Very few researchers have reported resistance mechanisms of chromium in plants. Root sequestration was suggested to be an important mechanism of heavy metal resistance of plants (Tang et al. 1999; Liu et al. 2004). In the present work, the reduction of translocation factors by Cr supply indicated that the roots of L. hexandra could accumulate substantial amounts of Cr and restrict them transport to stems and leaves, accordingly protect the stems and leaves from phytotoxicity of higher concentration of Cr. Moreover, the most accumulations of Cr in root were observed in residue fraction (F6), which indicated that the high Cr concentration accumulated in roots might be bound to the low bioavailability forms. In addition, a high proportion of the oxalic integrated Cr was found in the leaves of L. hexandra with Cr treatment, which was similar to the finding of Lytle et al. (1998), who suggested a large portion of Cr in leaves of E. crassipes might be bound to oxalate ligands. Previous research indicated organic acids were important metal chelators in hyperaccumulator and played an important role in metal accumulation and detoxification in plants. Krämer et al. (2000) reported that about 28% of Ni was coordinated by citrate in the leaves of T. goesingense and mainly located in vacuole. Tolra et al. (1996) found that there was a positive correlation between the soluble Zn concentration in shoots of T. careulescens and the concentrations of malic acid and oxalic acid. Oxalate is a strong dicarboxylic acid, and acts as a metal chelator. Its role in resistance of buckwheat to Al toxicity was well demonstrated (Ma et al. 1997). The presented research suggested that the high oxalic integrated Cr content in leaves might be related to the Cr resistance in L. hexandra.

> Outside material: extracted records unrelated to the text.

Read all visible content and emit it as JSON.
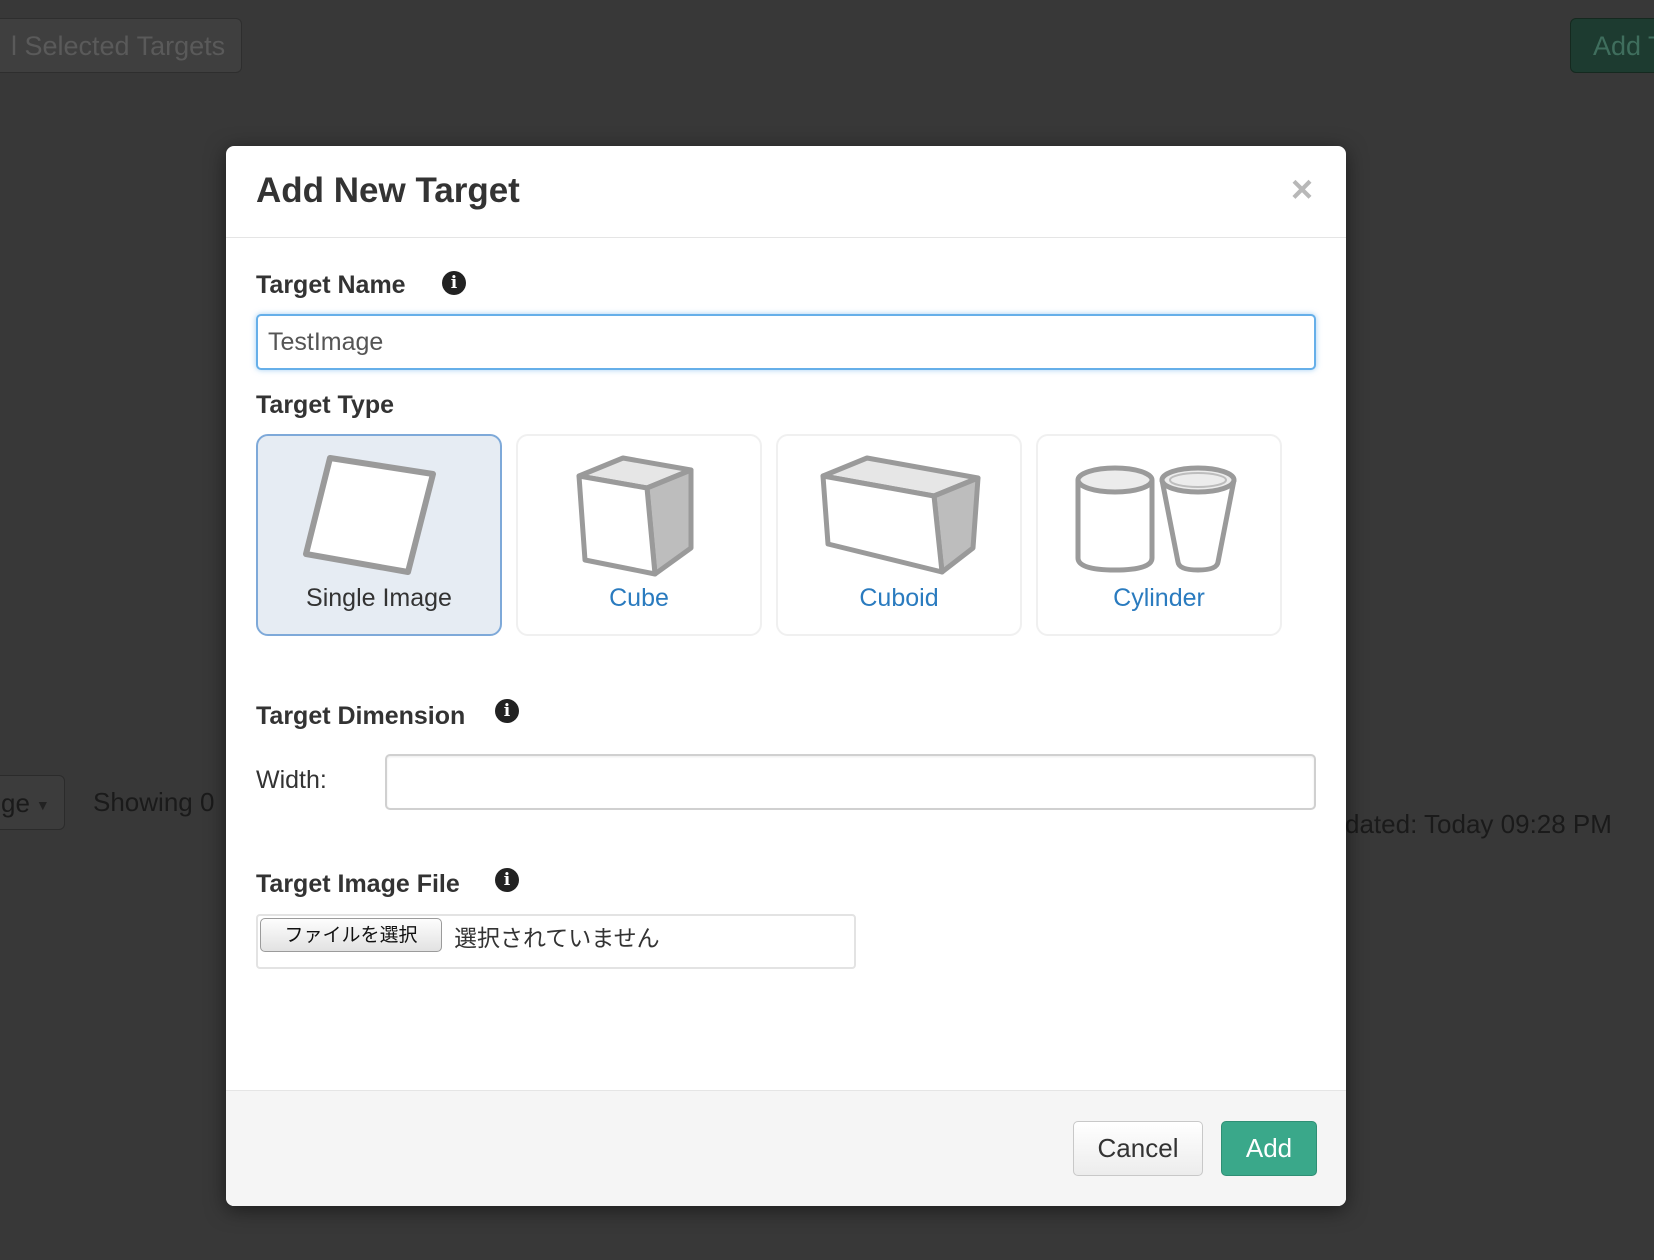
{
  "background": {
    "delete_selected_label": "l Selected Targets",
    "add_target_label": "Add T",
    "filter_label": "ge",
    "showing_text": "Showing 0",
    "updated_text": "dated: Today 09:28 PM"
  },
  "modal": {
    "title": "Add New Target",
    "close_glyph": "×",
    "target_name": {
      "label": "Target Name",
      "value": "TestImage"
    },
    "target_type": {
      "label": "Target Type",
      "options": [
        {
          "label": "Single Image",
          "selected": true
        },
        {
          "label": "Cube",
          "selected": false
        },
        {
          "label": "Cuboid",
          "selected": false
        },
        {
          "label": "Cylinder",
          "selected": false
        }
      ]
    },
    "target_dimension": {
      "label": "Target Dimension",
      "width_label": "Width:",
      "width_value": ""
    },
    "target_image_file": {
      "label": "Target Image File",
      "button_label": "ファイルを選択",
      "status_text": "選択されていません"
    },
    "footer": {
      "cancel_label": "Cancel",
      "add_label": "Add"
    }
  },
  "colors": {
    "overlay": "#383838",
    "link_blue": "#2a7bbf",
    "add_green": "#3aa88a",
    "focus_blue": "#66afe9",
    "selected_card_bg": "#e6ecf3"
  }
}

In conclusion, L. hexandra had a great resistance and accumulation capacity for Cr. The aboveground biomasses of L. hexandra were not significantly reduced when the polluted levels in medium are high enough to make the contents of heavy metals absorbed by plants reaching the critical concentration standards what hyperaccumulators should accumulate. Therefore, this species has the potential to be used for the in situ phytoremediation of Cr-contaminated soil and water. The sequestration of root, along with the high concentration of residual Cr in roots and oxalic integrated Cr in leaves, may be related to Cr resistance and accumulation in L. hexandra.